The most important limitation of the present study is the retrospective data collection. This can lead to information bias both when interpreting medical records and handling missing data. Irrespective of counter-measures, this prevents us from drawing more than cautious conclusions from this study. The effect of the measures we took to reduce interpretation bias (e.g., following guidelines for retrospective reviews in general and the pro forma document in particular) was evident in the Cohen’s kappa coefficient analysis. It showed that the concordance between two separate reviewers was acceptable. Hence, data were collected in a fairly reproducible manner and this can be construed as increased data validity in the retrospective setting.
The pragmatic approach to missing data was discussed in detail in the research group prior to information gathering and deemed the best solution.
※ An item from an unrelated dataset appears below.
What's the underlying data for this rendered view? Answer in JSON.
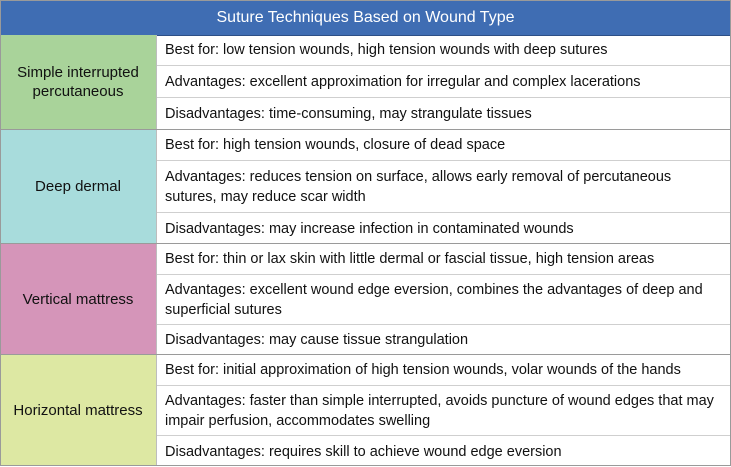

Because it is not based on statistical methods, it bares the drawback of not giving any reliability measurement (e.g., confidence interval). Because of this, it is difficult to know the direction of this bias.
The choice to interpret “Head-CT not performed” as absence of TICH can lead to missed intracranial hemorrhages. However, it is unlikely that any TICHs with serious consequences were missed since screening for new ED visits 6 months after the index-TBI was performed. These events might have been missed if they took place outside the Region Skåne catchment area, but that risk was deemed small.